The musical adaptation, conceived by Taub and Kwame Kwei-Armah for the Public Theater roughly a decade ago, introduces jazz music and a traditional musical structure to the beloved Shakespearian classic. At ATLAS, students have designed a set around 1960's New Orleans, a conscious choice made to bring the jazzy music of the show into the set, costumes, and lighting.
“A lot of the music is really jazzy, and New Orleans is the birthplace of jazz,” said Jonah Gionfriddo, an 8th grader playing the jester Feste in the Friday night cast, and an Illyrian on Saturday.
As the complicated web of character relations began to unfurl Friday, we in the audience met townspeople, a charming fool, a group of friends with swords, and a right hand man to the countess among the people in Illyria. This included a winning performance by Gionfriddo as Feste, who delivered comedic lines with freshness and finesse, played piano with passion, and simultaneously sang the musical highlight “Is This Not Love?," the soundtrack of Viola’s unrequited love for Orsino.
In addition to the live piano, Gionfriddo also composed instrumental transition music for the scene changes throughout the show. The music fit seamlessly into the soundtrack and contributed to the jazzy atmosphere of the production.
As we in the audience watched Viola love, lie, and learn, Eno delivered an earnest and gentle performance, her soft jazzy vocals bringing out the pure emotion in her voice, dropping subtle hints to her beloved.
“My father had a daughter who loved a man” she sang, her pining palpable as the oblivious Orsino yearned for Olivia.
Around the actors, who brought the show to life, much of the Illyrian scenery was devised by the company. At ATLAS, students and teachers dedicate a few class periods each week to “STEM Stagecraft,” or building the world of their production with the fundamentals of science, technology, engineering and math.
Each student belongs to a STEM department (there’s set, props, lighting and sound, costumes, or graphics), and works for the entire semester to execute their vision of the task they are assigned. This semester, those creations featured a bright and colorful cityscape background adorned with various pride flags, polka-dotted costume pieces, and painted cardboard swords.
The company's hard work was tangible, even though it took “tears, broken needles, and a lot of stress”, according to Pina, who Saturday played Countess Olivia.
It’s just one of the ways ATLAS’ curriculum ties into its current production each semester.
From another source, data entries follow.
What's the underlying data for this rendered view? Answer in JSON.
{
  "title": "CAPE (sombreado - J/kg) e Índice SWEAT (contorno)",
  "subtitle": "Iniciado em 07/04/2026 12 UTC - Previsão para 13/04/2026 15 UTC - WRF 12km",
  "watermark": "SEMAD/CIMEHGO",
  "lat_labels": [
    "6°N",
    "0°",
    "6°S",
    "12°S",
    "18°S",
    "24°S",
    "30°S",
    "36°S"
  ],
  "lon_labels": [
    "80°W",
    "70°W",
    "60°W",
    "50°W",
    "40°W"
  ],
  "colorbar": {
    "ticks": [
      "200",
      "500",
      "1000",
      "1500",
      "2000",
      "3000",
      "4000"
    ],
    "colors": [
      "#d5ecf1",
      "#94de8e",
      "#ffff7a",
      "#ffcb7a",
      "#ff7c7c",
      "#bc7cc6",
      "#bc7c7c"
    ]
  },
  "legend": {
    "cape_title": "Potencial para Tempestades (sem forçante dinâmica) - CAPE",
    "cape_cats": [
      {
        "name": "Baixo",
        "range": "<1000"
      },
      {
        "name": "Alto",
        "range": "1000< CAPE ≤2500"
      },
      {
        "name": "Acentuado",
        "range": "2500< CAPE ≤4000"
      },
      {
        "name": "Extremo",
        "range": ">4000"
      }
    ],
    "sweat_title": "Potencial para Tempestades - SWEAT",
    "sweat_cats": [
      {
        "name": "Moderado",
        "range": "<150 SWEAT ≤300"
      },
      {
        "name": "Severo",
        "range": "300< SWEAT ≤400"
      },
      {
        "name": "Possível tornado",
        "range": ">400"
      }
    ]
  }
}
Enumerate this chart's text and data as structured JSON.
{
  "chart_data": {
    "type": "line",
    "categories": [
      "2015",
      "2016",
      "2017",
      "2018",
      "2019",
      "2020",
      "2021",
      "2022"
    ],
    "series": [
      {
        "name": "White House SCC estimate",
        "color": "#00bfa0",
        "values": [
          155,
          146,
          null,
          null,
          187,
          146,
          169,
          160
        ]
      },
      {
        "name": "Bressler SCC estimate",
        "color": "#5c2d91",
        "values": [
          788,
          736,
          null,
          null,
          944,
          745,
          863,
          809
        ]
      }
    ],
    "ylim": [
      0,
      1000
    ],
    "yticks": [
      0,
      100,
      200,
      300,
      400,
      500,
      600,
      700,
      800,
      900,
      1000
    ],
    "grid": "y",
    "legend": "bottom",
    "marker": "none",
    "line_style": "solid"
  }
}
Over the past few months, students also learned about everything 1960s, from the cold war to the civil rights movement to LGBTQIA+ activism.
“Twelfth Night has themes of self-expression and identity, and our company also found connections to queerness and the LGBTQIA+ community, which is under attack, and we wanted to show that that’s not okay,” said Gersick-Seaward, the Saturday cast’s Viola, during a post-production talk-back.
As opening night of Twelfth Night came to a close, members of the eighth grade class looked around—to each other, and to their seventh grade classmates—quietly acknowledging that this would be a final production for some of them. As the company sang its closing number, “Eyes of Another,” members reminded the audience not only of the love the characters contain on stage, but of the bonds students have built with each other in this dramatic community on Audubon Street.
“If we'd open our hearts to each other's beat, what a better world it could be,” the young actors sang before they gave their bows, ready to do it all over again the next day, for the last time.
Olivia Tapia Ko is a graduate of the Arts Council's Youth Arts Journalism Initiative and a sophomore at New Haven Academy.